Use Artificial Bee Colony to Determine the Optimal Stratigraphic Boundaries for a Threshold Geometric Stochastic Process
DOI:
https://doi.org/10.55562/jrucs.v56i1.32Keywords:
Artificial Bee Colony (ABC) algorithm, Monotone Trend, Turning points, Threshold Geometric Stochastic Process, Corona virus Data (Covid-19), Optimal Stratigraphic Boundaries, Moving Window Method, Root Mean Squares Error.Abstract
The Artificial Bee Colony (ABC) algorithm was used in this study as a representation of a developmental artificial intelligence technique to identify the best class boundaries for modeling data on the number of daily infections with the Coronavirus (Covid-19) epidemic and for the three governorates of Iraq (Baghdad, Erbil, and Basra).

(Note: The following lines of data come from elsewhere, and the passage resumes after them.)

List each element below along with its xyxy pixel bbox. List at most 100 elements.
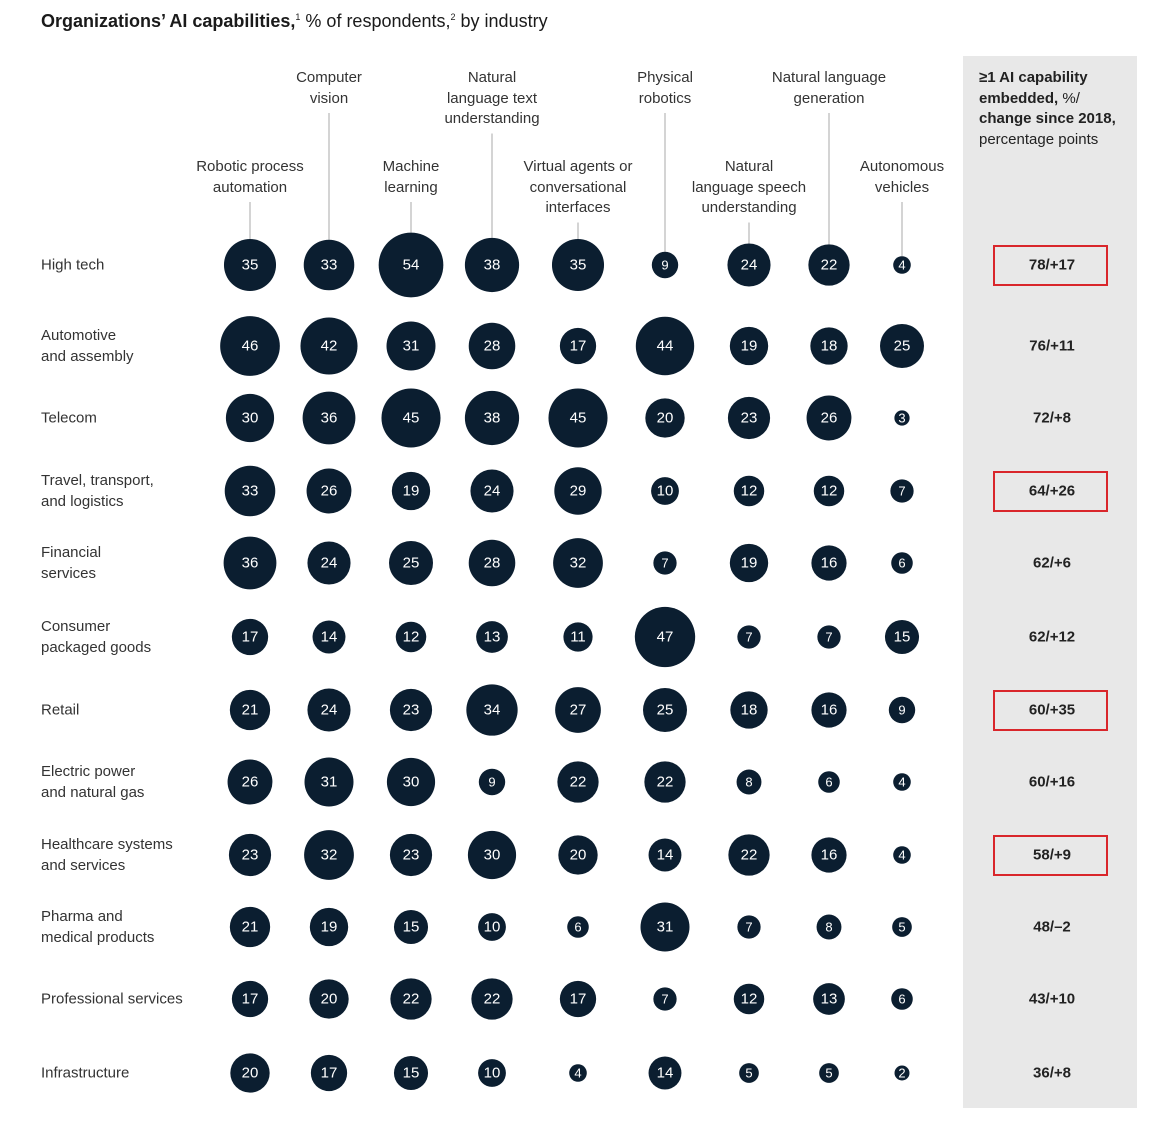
bubble-label: 25 (657, 702, 674, 719)
bubble-label: 32 (321, 847, 338, 864)
bubble (648, 838, 682, 872)
bubble-label: 36 (242, 555, 259, 572)
summary-value: 76/+11 (1029, 337, 1075, 355)
bubble-label: 31 (321, 774, 338, 791)
column-header-line: automation (212, 178, 288, 196)
bubble-label: 14 (657, 847, 674, 864)
bubble-label: 31 (403, 338, 420, 355)
row-label-line: Financial (41, 544, 102, 561)
bubble-label: 10 (484, 1065, 501, 1082)
bubble (727, 396, 771, 440)
bubble-label: 23 (403, 702, 420, 719)
bubble (312, 620, 346, 654)
summary-header-regular-2: percentage points (979, 130, 1099, 148)
summary-panel (963, 56, 1137, 1108)
bubble (737, 625, 761, 649)
highlight-box (993, 690, 1108, 731)
bubble (551, 238, 605, 292)
bubble-label: 25 (403, 555, 420, 572)
bubble (736, 769, 762, 795)
row-label-line: Telecom (41, 409, 97, 427)
bubble (645, 398, 685, 438)
bubble-label: 21 (242, 919, 259, 936)
column-header-line: language text (446, 89, 538, 107)
bubble-label: 4 (898, 848, 905, 863)
bubble-label: 15 (403, 919, 420, 936)
bubble (892, 917, 912, 937)
row-label-line: Pharma and (41, 908, 123, 925)
bubble-label: 12 (741, 991, 758, 1008)
row-label: Travel, transport, and logistics (41, 470, 154, 512)
bubble-label: 9 (488, 775, 495, 790)
bubble (893, 256, 911, 274)
bubble (304, 757, 354, 807)
bubble (300, 317, 358, 375)
bubble-label: 22 (741, 847, 758, 864)
bubble-label: 23 (741, 410, 758, 427)
column-header-line: Computer (296, 69, 362, 86)
bubble-label: 16 (821, 847, 838, 864)
row-label: Professional services (41, 989, 183, 1010)
bubble-label: 38 (484, 410, 501, 427)
row-label: Electric power and natural gas (41, 761, 144, 803)
bubble-label: 6 (898, 992, 905, 1007)
summary-value: 48/–2 (1033, 918, 1071, 936)
bubble (894, 410, 910, 426)
bubble (228, 833, 272, 877)
bubble (569, 1064, 587, 1082)
bubble (548, 388, 608, 448)
bubble (230, 1053, 270, 1093)
bubble (894, 1065, 910, 1081)
bubble (891, 552, 913, 574)
bubble-label: 9 (898, 703, 905, 718)
column-header-line: Physical (637, 69, 693, 86)
bubble-label: 17 (242, 629, 259, 646)
bubble-label: 36 (321, 410, 338, 427)
row-label: Retail (41, 700, 79, 721)
bubble (390, 978, 432, 1020)
highlight-box (993, 245, 1108, 286)
bubble (653, 987, 677, 1011)
bubble (381, 388, 441, 448)
row-label-line: Retail (41, 701, 80, 719)
bubble (386, 757, 436, 807)
bubble-label: 23 (242, 847, 259, 864)
summary-header-bold-1: ≥1 AI capability embedded, (979, 69, 1088, 107)
bubble (389, 833, 433, 877)
bubble-label: 5 (825, 1066, 832, 1081)
bubble (806, 395, 852, 441)
bubble-label: 12 (741, 483, 758, 500)
bubble (558, 835, 598, 875)
bubble (306, 468, 352, 514)
summary-header: ≥1 AI capability embedded, %/ change sin… (979, 68, 1134, 150)
bubble (648, 1056, 682, 1090)
highlight-box (993, 471, 1108, 512)
bubble (229, 906, 271, 948)
bubble-label: 4 (898, 775, 905, 790)
column-header-line: robotics (638, 89, 692, 107)
bubble (813, 475, 845, 507)
bubble-label: 30 (242, 410, 259, 427)
bubble-label: 7 (745, 630, 752, 645)
bubble-label: 17 (242, 991, 259, 1008)
bubble-label: 35 (242, 257, 259, 274)
bubble-label: 13 (484, 629, 501, 646)
row-label-line: Electric power (41, 763, 136, 780)
bubble (231, 618, 269, 656)
bubble-label: 29 (570, 483, 587, 500)
summary-value: 58/+9 (1033, 846, 1071, 864)
bubble (220, 316, 280, 376)
bubble (817, 625, 841, 649)
bubble (229, 689, 271, 731)
bubble (223, 536, 277, 590)
bubble-label: 42 (321, 338, 338, 355)
bubble (739, 1063, 759, 1083)
bubble-label: 47 (657, 629, 674, 646)
summary-value: 72/+8 (1033, 409, 1071, 427)
bubble-label: 19 (741, 338, 758, 355)
bubble (471, 978, 513, 1020)
bubble (310, 1054, 348, 1092)
bubble-label: 20 (570, 847, 587, 864)
column-header-line: understanding (444, 110, 540, 127)
column-header: Natural language generation (772, 68, 886, 109)
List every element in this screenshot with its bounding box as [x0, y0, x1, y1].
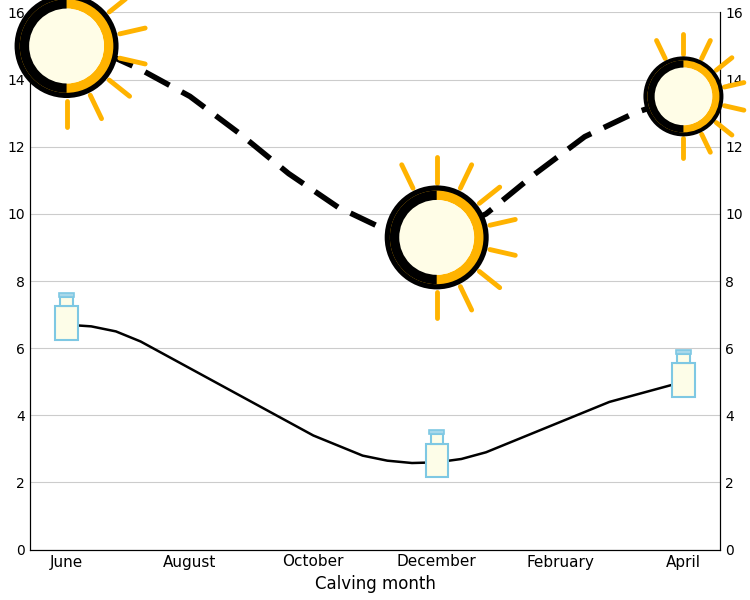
Text: 24h: 24h	[53, 40, 80, 53]
X-axis label: Calving month: Calving month	[314, 575, 436, 593]
FancyBboxPatch shape	[677, 354, 689, 363]
Text: 24h: 24h	[424, 231, 450, 244]
Text: 24h: 24h	[670, 90, 697, 103]
FancyBboxPatch shape	[676, 350, 691, 354]
FancyBboxPatch shape	[61, 297, 73, 306]
FancyBboxPatch shape	[59, 293, 74, 297]
FancyBboxPatch shape	[430, 434, 442, 444]
FancyBboxPatch shape	[429, 430, 444, 434]
FancyBboxPatch shape	[672, 363, 694, 397]
FancyBboxPatch shape	[425, 444, 448, 478]
FancyBboxPatch shape	[56, 306, 78, 340]
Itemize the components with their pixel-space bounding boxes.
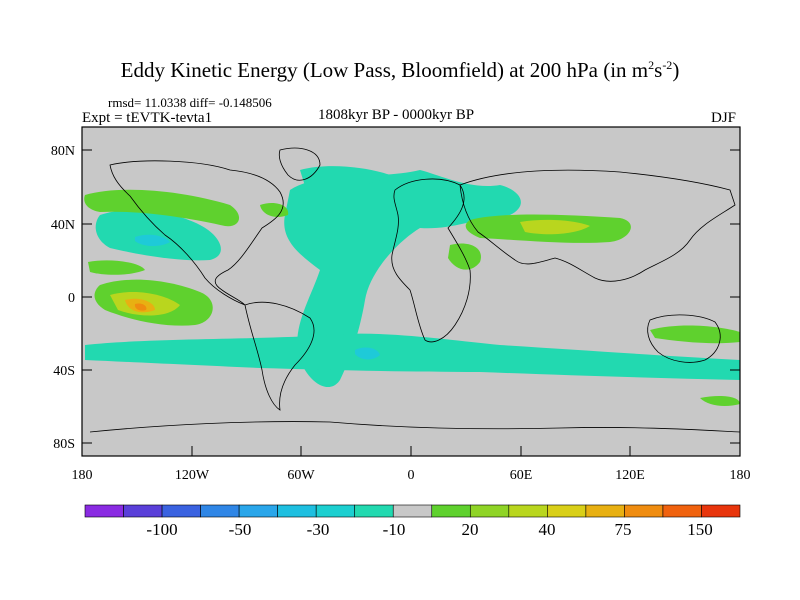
experiment-label: Expt = tEVTK-tevta1 <box>82 110 213 126</box>
green-region-tropical-east <box>88 260 145 275</box>
colorbar-label: -10 <box>383 520 406 539</box>
lon-tick-label: 60E <box>510 468 533 483</box>
green-region-pacific-west <box>650 325 740 344</box>
chart-title: Eddy Kinetic Energy (Low Pass, Bloomfiel… <box>120 58 680 82</box>
colorbar-swatch <box>508 504 548 518</box>
stats-text: rmsd= 11.0338 diff= -0.148506 <box>108 95 272 110</box>
colorbar-swatch <box>200 504 240 518</box>
cyan-region-north-pacific <box>95 209 221 261</box>
colorbar-swatch <box>392 504 433 518</box>
colorbar-swatch <box>277 504 317 518</box>
colorbar-swatch <box>123 504 163 518</box>
asia-coast <box>459 169 736 282</box>
green-region-north-atlantic-small <box>260 203 289 217</box>
colorbar-swatch <box>624 504 664 518</box>
colorbar-swatch <box>431 504 471 518</box>
colorbar <box>84 504 741 518</box>
south-america-coast <box>244 301 315 411</box>
antarctica-coast <box>89 421 740 433</box>
colorbar-swatch <box>84 504 124 518</box>
blue-region-atlantic <box>355 347 380 360</box>
colorbar-labels: -100 -50 -30 -10 20 40 75 150 <box>146 520 712 539</box>
colorbar-label: -30 <box>307 520 330 539</box>
colorbar-swatch <box>585 504 625 518</box>
australia-coast <box>647 314 721 363</box>
colorbar-swatch <box>161 504 201 518</box>
greenland-coast <box>278 147 321 181</box>
lon-tick-label: 60W <box>287 468 315 483</box>
lon-tick-label: 180 <box>72 468 93 483</box>
lat-tick-label: 80S <box>53 437 75 452</box>
colorbar-label: -50 <box>229 520 252 539</box>
lon-tick-label: 120W <box>175 468 210 483</box>
lat-axis: 80N 40N 0 40S 80S <box>51 144 740 452</box>
colorbar-label: 40 <box>539 520 556 539</box>
colorbar-label: -100 <box>146 520 177 539</box>
green-region-south <box>700 396 740 406</box>
blue-region-pacific <box>135 234 170 247</box>
lon-tick-label: 0 <box>408 468 415 483</box>
cyan-region-southern-ocean <box>85 333 740 380</box>
colorbar-swatch <box>315 504 356 518</box>
colorbar-label: 75 <box>615 520 632 539</box>
cyan-region-arctic <box>300 166 390 188</box>
coastlines <box>89 147 740 433</box>
cyan-region-north-atlantic <box>284 170 521 388</box>
lon-tick-label: 120E <box>615 468 645 483</box>
colorbar-label: 150 <box>687 520 713 539</box>
colorbar-swatch <box>238 504 278 518</box>
colorbar-swatch <box>547 504 587 518</box>
lon-tick-label: 180 <box>730 468 751 483</box>
lat-tick-label: 40S <box>53 364 75 379</box>
colorbar-swatch <box>354 504 394 518</box>
lat-tick-label: 0 <box>68 291 75 306</box>
period-label: 1808kyr BP - 0000kyr BP <box>318 107 475 123</box>
colorbar-swatch <box>701 504 741 518</box>
colorbar-label: 20 <box>462 520 479 539</box>
green-region-north-pacific <box>84 189 240 227</box>
lat-tick-label: 80N <box>51 144 75 159</box>
season-label: DJF <box>711 110 737 126</box>
colorbar-swatch <box>469 504 510 518</box>
lon-axis: 180 120W 60W 0 60E 120E 180 <box>72 446 751 483</box>
red-region-east-pacific <box>134 303 147 311</box>
north-america-coast <box>109 160 284 306</box>
lat-tick-label: 40N <box>51 218 75 233</box>
yellow-region-asia-jet <box>520 219 590 235</box>
contour-fields <box>84 166 740 406</box>
colorbar-swatch <box>662 504 702 518</box>
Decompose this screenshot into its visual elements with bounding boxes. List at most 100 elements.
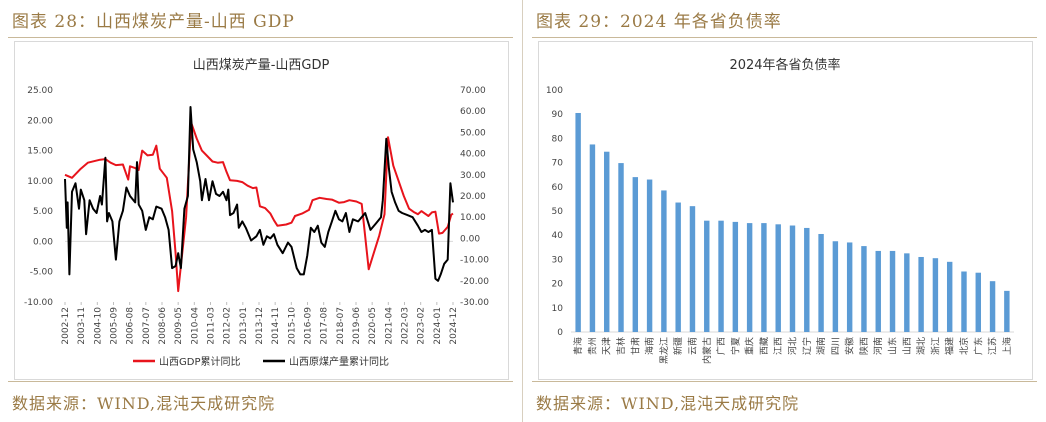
source-rule [8, 381, 513, 382]
y-tick-label: 60 [552, 183, 564, 193]
y-tick-label: 50 [552, 207, 564, 217]
x-category-label: 江西 [773, 337, 784, 355]
x-tick-label: 2011-03 [207, 307, 217, 345]
bar [946, 261, 953, 332]
y-left-tick-label: -10.00 [24, 298, 53, 308]
x-tick-label: 2009-05 [174, 307, 184, 345]
x-tick-label: 2016-09 [304, 307, 314, 345]
x-category-label: 广西 [715, 337, 727, 355]
y-right-tick-label: 50.00 [460, 128, 486, 138]
bar [646, 179, 653, 332]
coal-gdp-line-chart: 山西煤炭产量-山西GDP 25.00 20.00 15.00 10.00 5.00 0.00… [24, 58, 489, 368]
x-tick-label: 2020-05 [368, 307, 378, 345]
y-right-tick-label: -30.00 [460, 298, 489, 308]
y-right-tick-label: 40.00 [460, 150, 486, 160]
x-category-label: 黑龙江 [658, 337, 670, 364]
x-tick-label: 2024-01 [433, 307, 443, 345]
bar [746, 223, 753, 332]
figure-28-title: 图表 28：山西煤炭产量-山西 GDP [12, 12, 295, 32]
y-right-tick-label: 30.00 [460, 171, 486, 181]
x-tick-label: 2022-03 [401, 307, 411, 345]
figure-28-panel: 图表 28：山西煤炭产量-山西 GDP 山西煤炭产量-山西GDP 25.00 20.… [0, 0, 522, 422]
y-tick-label: 100 [546, 86, 563, 96]
bar [575, 112, 581, 333]
x-category-label: 贵州 [586, 337, 598, 355]
x-category-label: 广东 [972, 337, 984, 355]
y-left-tick-label: 0.00 [33, 237, 53, 247]
x-tick-label: 2002-12 [61, 307, 71, 345]
x-tick-label: 2015-10 [287, 307, 297, 345]
x-category-label: 重庆 [744, 337, 756, 355]
bar [861, 246, 867, 332]
x-category-label: 江苏 [987, 337, 999, 355]
coal-gdp-chart-box: 山西煤炭产量-山西GDP 25.00 20.00 15.00 10.00 5.00 0.00… [14, 41, 509, 380]
x-category-label: 河北 [787, 337, 799, 355]
x-tick-label: 2021-04 [384, 307, 394, 345]
bar [918, 256, 924, 332]
bar [689, 206, 696, 332]
x-tick-label: 2024-12 [449, 307, 459, 345]
x-category-label: 新疆 [672, 337, 684, 355]
figure-28-source: 数据来源：WIND,混沌天成研究院 [12, 394, 276, 413]
y-left-tick-label: 25.00 [27, 86, 53, 96]
panel-divider [522, 0, 523, 422]
x-tick-label: 2005-09 [110, 307, 120, 345]
y-right-tick-label: 0.00 [460, 234, 480, 244]
bar [789, 225, 796, 332]
y-right-tick-label: -10.00 [460, 256, 489, 266]
y-tick-label: 30 [552, 255, 564, 265]
x-tick-label: 2008-06 [158, 307, 168, 345]
bar [604, 151, 610, 332]
x-tick-label: 2004-10 [93, 307, 103, 345]
y-left-tick-label: -5.00 [30, 268, 54, 278]
x-tick-label: 2010-04 [190, 307, 200, 345]
x-tick-label: 2013-01 [239, 307, 249, 345]
title-rule [8, 37, 513, 38]
x-category-label: 上海 [1001, 337, 1013, 355]
x-category-label: 河南 [872, 337, 884, 355]
chart-title: 山西煤炭产量-山西GDP [193, 58, 330, 73]
y-tick-label: 20 [552, 280, 564, 290]
y-tick-label: 70 [552, 159, 564, 169]
bar [961, 271, 967, 332]
x-category-label: 浙江 [929, 337, 941, 355]
y-right-tick-label: 20.00 [460, 192, 486, 202]
bar [804, 227, 810, 332]
bar [889, 250, 896, 332]
y-tick-label: 40 [552, 231, 564, 241]
x-category-label: 福建 [944, 337, 956, 355]
legend-label: 山西原煤产量累计同比 [289, 355, 389, 368]
x-category-label: 海南 [644, 337, 656, 355]
bar [661, 190, 667, 332]
bar [818, 233, 824, 332]
x-category-label: 吉林 [615, 337, 627, 355]
x-tick-label: 2019-06 [352, 307, 362, 345]
bar [875, 250, 881, 332]
bar [618, 163, 624, 332]
bar [846, 242, 853, 332]
x-category-label: 陕西 [858, 337, 870, 355]
debt-ratio-chart-box: 2024年各省负债率 0 10 20 30 40 50 60 70 80 90 100 青海 贵州 天津 吉林… [538, 41, 1033, 380]
bar [989, 281, 996, 332]
chart-title: 2024年各省负债率 [729, 57, 840, 73]
y-left-tick-label: 10.00 [27, 177, 53, 187]
bar [732, 221, 739, 332]
y-right-tick-label: -20.00 [460, 277, 489, 287]
y-tick-label: 10 [552, 304, 564, 314]
x-category-label: 湖北 [916, 337, 927, 355]
bar [832, 241, 839, 332]
x-tick-label: 2014-11 [271, 307, 281, 345]
bar [718, 220, 724, 332]
x-category-label: 宁夏 [729, 337, 741, 355]
x-category-label: 山东 [887, 337, 899, 355]
y-right-tick-label: 60.00 [460, 107, 486, 117]
bar [761, 223, 767, 332]
bar [1004, 290, 1010, 332]
x-tick-label: 2012-02 [223, 307, 233, 345]
x-tick-label: 2013-12 [255, 307, 265, 345]
legend-label: 山西GDP累计同比 [159, 355, 240, 368]
bar [589, 144, 596, 332]
y-left-tick-label: 5.00 [33, 207, 53, 217]
y-tick-label: 0 [557, 328, 563, 338]
x-category-label: 天津 [602, 337, 613, 355]
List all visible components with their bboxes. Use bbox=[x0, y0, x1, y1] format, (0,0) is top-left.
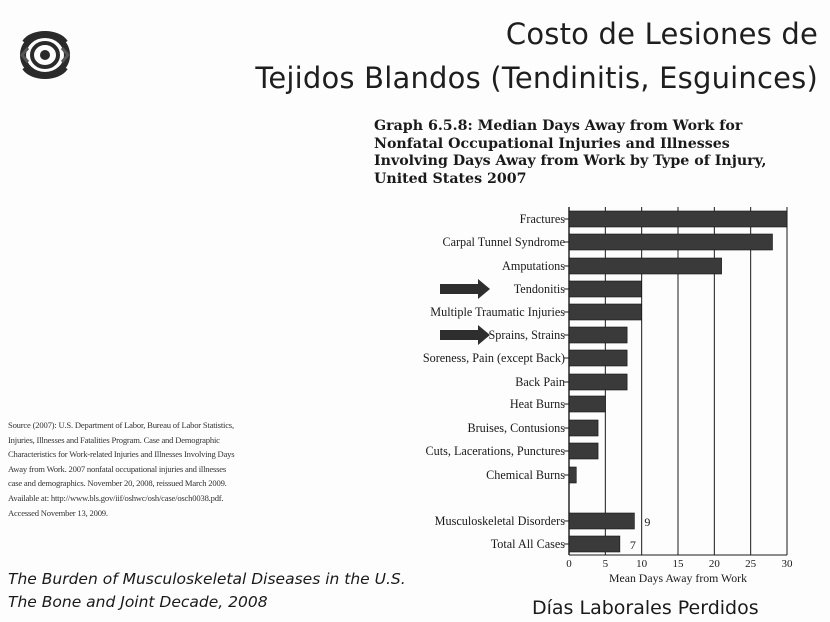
chart-title: Graph 6.5.8: Median Days Away from Work … bbox=[374, 118, 814, 188]
source-line: case and demographics. November 20, 2008… bbox=[8, 478, 227, 489]
chart-title-line-4: United States 2007 bbox=[374, 170, 527, 187]
bar bbox=[568, 535, 621, 553]
bar bbox=[568, 395, 606, 413]
data-label: 9 bbox=[644, 515, 650, 529]
x-tick-label: 15 bbox=[673, 558, 685, 570]
category-label: Cuts, Lacerations, Punctures bbox=[426, 444, 566, 458]
highlight-arrow bbox=[440, 279, 490, 299]
burden-line-2: The Bone and Joint Decade, 2008 bbox=[8, 593, 268, 611]
source-line: Available at: http://www.bls.gov/iif/osh… bbox=[8, 492, 224, 503]
bar bbox=[568, 373, 628, 391]
bar bbox=[568, 419, 599, 437]
source-citation: Source (2007): U.S. Department of Labor,… bbox=[8, 418, 308, 520]
chart-title-line-3: Involving Days Away from Work by Type of… bbox=[374, 153, 767, 169]
x-tick-label: 25 bbox=[745, 558, 757, 570]
chart-title-line-1: Graph 6.5.8: Median Days Away from Work … bbox=[374, 118, 743, 134]
category-label: Amputations bbox=[502, 259, 565, 273]
category-label: Bruises, Contusions bbox=[467, 421, 565, 435]
source-line: Accessed November 13, 2009. bbox=[8, 507, 108, 518]
x-tick-label: 5 bbox=[603, 558, 609, 570]
bar bbox=[568, 466, 577, 484]
x-tick-label: 0 bbox=[566, 558, 572, 570]
burden-line-1: The Burden of Musculoskeletal Diseases i… bbox=[8, 570, 406, 588]
bar bbox=[568, 303, 642, 321]
category-label: Tendonitis bbox=[514, 282, 566, 296]
slide-title: Costo de Lesiones de Tejidos Blandos (Te… bbox=[255, 12, 818, 100]
x-axis-label: Mean Days Away from Work bbox=[609, 571, 747, 585]
category-label: Carpal Tunnel Syndrome bbox=[442, 235, 565, 249]
category-label: Sprains, Strains bbox=[488, 328, 565, 342]
bar bbox=[568, 442, 599, 460]
slide-title-line-1: Costo de Lesiones de bbox=[505, 17, 818, 51]
bar bbox=[568, 349, 628, 367]
source-line: Away from Work. 2007 nonfatal occupation… bbox=[8, 463, 227, 474]
source-line: Characteristics for Work-related Injurie… bbox=[8, 449, 235, 460]
footer-label: Días Laborales Perdidos bbox=[532, 597, 759, 619]
category-label: Musculoskeletal Disorders bbox=[435, 514, 566, 528]
x-tick-label: 30 bbox=[782, 558, 794, 570]
bar bbox=[568, 233, 773, 251]
source-line: Source (2007): U.S. Department of Labor,… bbox=[8, 420, 234, 430]
category-label: Total All Cases bbox=[491, 537, 566, 551]
category-label: Soreness, Pain (except Back) bbox=[423, 351, 565, 365]
slide-title-line-2: Tejidos Blandos (Tendinitis, Esguinces) bbox=[255, 61, 818, 95]
highlight-arrow bbox=[440, 325, 490, 345]
data-label: 7 bbox=[630, 538, 636, 552]
category-label: Back Pain bbox=[515, 375, 565, 389]
x-tick-label: 10 bbox=[636, 558, 648, 570]
chart-title-line-2: Nonfatal Occupational Injuries and Illne… bbox=[374, 135, 730, 152]
bar bbox=[568, 326, 628, 344]
bar bbox=[568, 512, 635, 530]
category-label: Fractures bbox=[520, 212, 566, 226]
source-line: Injuries, Illnesses and Fatalities Progr… bbox=[8, 434, 220, 445]
category-label: Heat Burns bbox=[510, 397, 565, 411]
category-label: Chemical Burns bbox=[486, 468, 565, 482]
burden-citation: The Burden of Musculoskeletal Diseases i… bbox=[8, 568, 406, 614]
bar bbox=[568, 280, 642, 298]
bone-joint-decade-logo-icon bbox=[20, 31, 70, 79]
x-tick-label: 20 bbox=[709, 558, 721, 570]
category-label: Multiple Traumatic Injuries bbox=[430, 305, 565, 319]
bar bbox=[568, 257, 722, 275]
bar bbox=[568, 210, 788, 228]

The number of daily infection cases during the outbreak of a particular epidemic disease, such as the emerging acute respiratory syndrome coronavirus, frequently exhibits multiple trends: a steady increase during the epidemic's growth phase or outbreak, followed by a stable phase in the number of daily infection cases (referred to as the stabilization phase by some sources), which involves controlling the epidemic to eradicate it, and a subsequent decline, decline, or disappearance phase. In order to handle this type of data, a random stochastic model known as the geometric stochastic process model with an intelligent threshold was put forth. This model uses an intelligent technique to identify the data's turning points, or inversions.